West Penn Power is to pay an $86,000 civil penalty and provide annual refresher training for linemen and supervisors in a case related to the death of a woman involving a fallen power line, Pennsylvania state regulators said on Jan. 9.
The state Public Utility Commission (PUC) in 2012 filed a complaint against West Penn Power formerly d/b/a Allegheny Energy alleging violations of the public utility code stemming from the death of Carrie Goretzka.
According to the PUC’s May 30, 2012, complaint, on June 2, 2009, West Penn Power’s 7,200-volt power line fell from its pole into the yard of Goretzka in Irwin, Pa. Goretzka came into contact with the live wire in her yard, the PUC said, adding that she suffered burns on 85% of her body and died from her injuries on June 5, 2009.
The PUC voted 5-0 on Jan. 9 to approve a modified settlement between West Penn Power and the PUC’s independent Bureau of Investigation & Enforcement (I&E), the PUC said, adding that it will further examine inspection requirements for automatic splices in a separate proceeding that provides interested parties the opportunity to file comments.
An attorney representing Goretzka’s family lauded the PUC for its decision.
“I am gratified that the PUC took strong remedial action in response to our law firm’s complaint, which will make the citizens of southwestern Pennsylvania safer,” Shanin Specter told TransmissionHub Jan. 13,
The company and I&E have 10 days to agree to the modifications to the settlement that includes annual refresher training for West Penn Power employees. If either party does not agree to the modifications, the issue will be referred to the PUC’s Office of Administrative Law Judge for hearings.
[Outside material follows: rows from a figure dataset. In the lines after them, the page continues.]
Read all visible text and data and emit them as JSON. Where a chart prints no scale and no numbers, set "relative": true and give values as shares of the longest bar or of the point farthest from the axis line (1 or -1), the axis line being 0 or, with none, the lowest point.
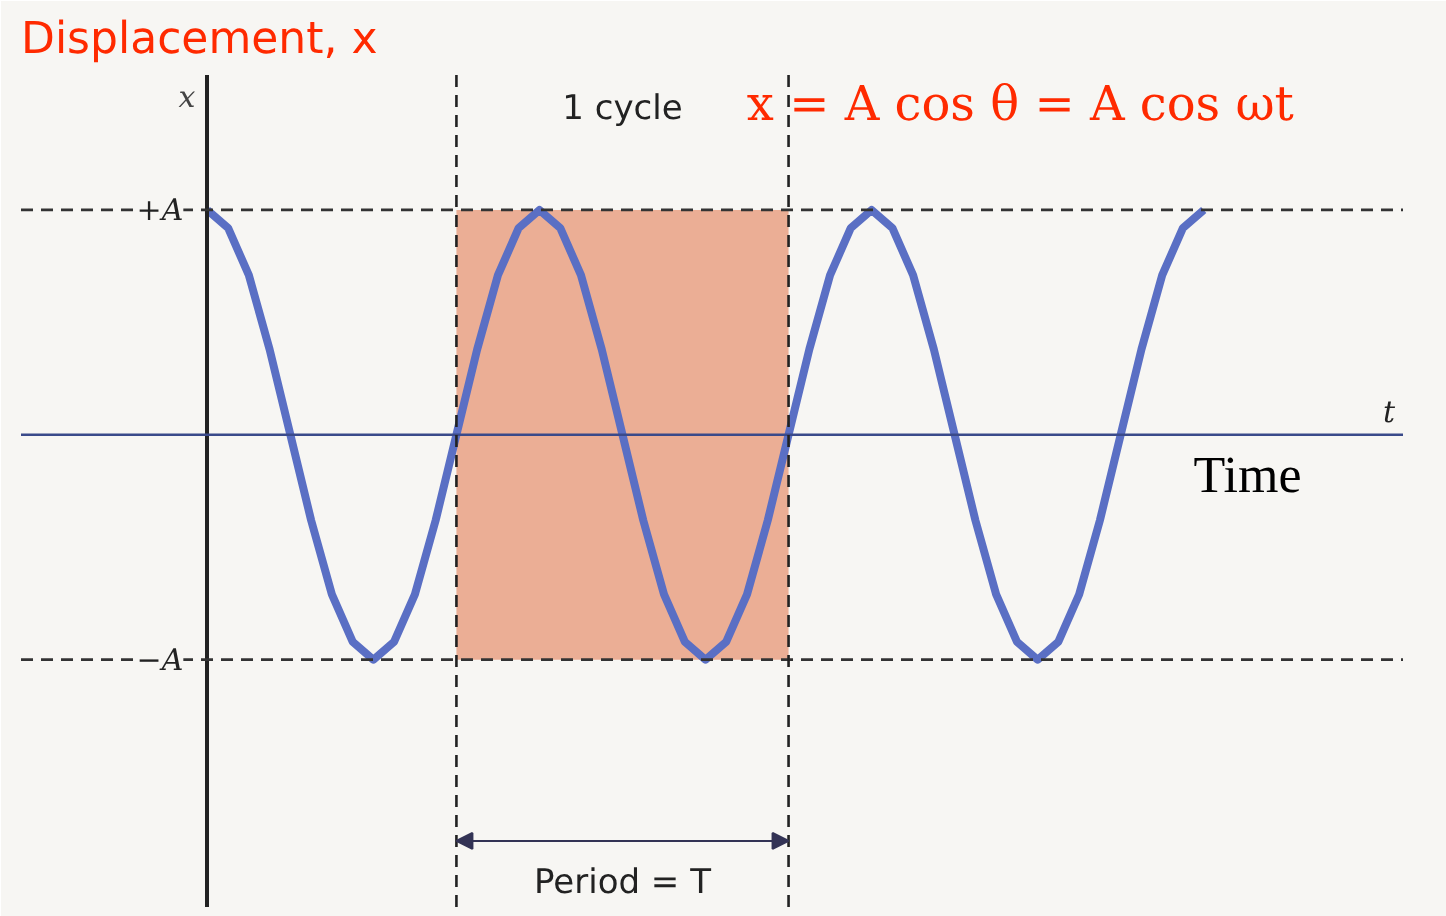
{
  "chart_data": {
    "type": "line",
    "title": "Displacement, x",
    "ylabel": "x",
    "relative": true,
    "annotations": [
      "x = A cos θ = A cos ωt",
      "1 cycle",
      "Period = T",
      "Time",
      "t"
    ],
    "categories": [
      null,
      null,
      null,
      null,
      null,
      null,
      null,
      null,
      null,
      null,
      null,
      null,
      null,
      null,
      null,
      null,
      null,
      null,
      null,
      null,
      null,
      null,
      null,
      null,
      null,
      null,
      null,
      null,
      null,
      null,
      null,
      null,
      null,
      null,
      null,
      null,
      null,
      null,
      null,
      null,
      null,
      null,
      null,
      null,
      null,
      null,
      null,
      null,
      null
    ],
    "series": [
      {
        "color": "#5a6fc4",
        "values": [
          1,
          0.92,
          0.71,
          0.38,
          0,
          -0.38,
          -0.71,
          -0.92,
          -1,
          -0.92,
          -0.71,
          -0.38,
          0,
          0.38,
          0.71,
          0.92,
          1,
          0.92,
          0.71,
          0.38,
          0,
          -0.38,
          -0.71,
          -0.92,
          -1,
          -0.92,
          -0.71,
          -0.38,
          0,
          0.38,
          0.71,
          0.92,
          1,
          0.92,
          0.71,
          0.38,
          0,
          -0.38,
          -0.71,
          -0.92,
          -1,
          -0.92,
          -0.71,
          -0.38,
          0,
          0.38,
          0.71,
          0.92,
          1
        ]
      }
    ],
    "line_style": "solid",
    "ref_lines": [
      {
        "axis": "y",
        "value": 1,
        "label": "+A",
        "color": "#333333",
        "line_style": "dashed"
      },
      {
        "axis": "y",
        "value": -1,
        "label": "−A",
        "color": "#333333",
        "line_style": "dashed"
      },
      {
        "axis": "y",
        "value": 0,
        "color": "#3a4a8a",
        "line_style": "solid"
      }
    ]
  }
}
“FirstEnergy will review the modified settlement and will respond within the 10-day period provided for in that settlement,” a FirstEnergy spokesperson told TransmissionHub on Jan. 13. “We look forward to putting this tragic matter behind us and moving forward.”
FirstEnergy (NYSE:FE) completed its merger with Allegheny Energy in February 2011.
The PUC noted that under its order, the company is to also modify its training program to ensure that linemen and line supervisors address splice installations and other issues; inspect the automatic splices on its primary distribution system using infrared technology; spot check 5% of the installations a year; and track automatic splice failures and report the information as part of its annual report to the PUC.
According to the Jan. 9 opinion and order, the PUC has promulgated a policy statement that sets forth 10 factors that it may consider in evaluating whether a civil penalty for violating a PUC order, regulation or statute is appropriate, as well as if a proposed settlement for a violation is reasonable and approval of the settlement agreement is in the public interest.
One factor is whether the regulated entity made efforts to modify internal practices and procedures to address the conduct at issue and prevent similar conduct in the future.
West Penn Power estimates that the education, training, inspection and review protocols in the settlement will cost more than $2.5m.
“We find that these actions, as a whole, demonstrate that West Penn is taking appropriate actions to enhance its installation and inspection practices regarding automatic splices in order to prevent similar occurrences in the future,” the PUC said.
Another factor is the number of customers affected and the duration of the violation. In this case, the PUC added, in addition to the Goretzkas, 70 customers experienced an outage that lasted about 4.5 hours. “This factor lends support to a higher civil penalty amount,” the PUC said.
Among other things, the PUC added that while it finds that the agreed-upon civil penalty is a sufficient deterrent, it is imperative that it makes one clarification with regard to the civil penalty amount.
In its statement in support of the settlement, West Penn Power indicated that the civil penalty may not be recovered through rates regulated by the PUC, but that information is not contained in the settlement. Accordingly, the PUC said, it will modify the settlement to state that West Penn Power will not seek to recover any portion of the $86,000 civil penalty through rates regulated by the PUC.